To listen to the audio corresponding to the electrodograms, you will need to use a vocoder simulation (e.g., the one provided by cihackathon organizers here).

Input data

To run the notebooks, you need a set of audio waveform files to process. Sample audio files for cihackathon are available for at https://cihackathon.com/.

Store these audio files in a folder in your Google Drive. The default folder in notebooks is cihack_audio.

Running the notebooks

These notebooks read and write audio to/from Google Drive. Make sure you update the paths in the notebooks.

speech_enhancement_inference.ipynb

This notebook loads a pre-trained model that separates speech from other non-speech sounds (e.g. noise, music).

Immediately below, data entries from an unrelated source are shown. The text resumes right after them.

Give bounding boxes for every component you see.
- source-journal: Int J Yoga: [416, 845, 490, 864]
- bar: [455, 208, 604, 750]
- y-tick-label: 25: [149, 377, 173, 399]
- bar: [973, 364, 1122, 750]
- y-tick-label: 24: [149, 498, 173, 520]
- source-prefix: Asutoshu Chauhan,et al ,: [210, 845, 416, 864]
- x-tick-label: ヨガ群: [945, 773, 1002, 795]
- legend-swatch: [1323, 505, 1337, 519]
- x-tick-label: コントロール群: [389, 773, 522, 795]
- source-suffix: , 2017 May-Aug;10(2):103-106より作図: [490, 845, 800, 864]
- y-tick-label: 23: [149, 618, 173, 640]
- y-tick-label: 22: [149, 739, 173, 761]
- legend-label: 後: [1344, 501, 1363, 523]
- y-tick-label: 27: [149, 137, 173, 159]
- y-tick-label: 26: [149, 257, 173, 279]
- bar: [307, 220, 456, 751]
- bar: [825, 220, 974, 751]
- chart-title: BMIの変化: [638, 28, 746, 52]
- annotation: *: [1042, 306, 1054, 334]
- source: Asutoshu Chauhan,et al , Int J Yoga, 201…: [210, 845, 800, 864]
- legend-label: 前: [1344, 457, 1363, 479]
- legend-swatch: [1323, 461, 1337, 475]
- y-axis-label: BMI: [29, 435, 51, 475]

yamnet_speech_enhancement_mixing.ipynb

Because speech enhanced audio often removes portions of music (i.e. music is often treated as noise-to-be-removed), this notebook uses YAMNet to determine the predicted music content and causally mix the original and speech enhanced audio. Also included is a baseline mixing strategy which mixes a fixed fraction of noise (music) with speech enhanced audio without using YAMNet.

audio_to_electrodogram.ipynb

This notebook takes audio (any audio; it can be original audio, or speech enhanced audio, or speech enhanced audio mixed with original audio) and generates electrodograms in the format specified for the cihackathon.

This project is not an official Google product.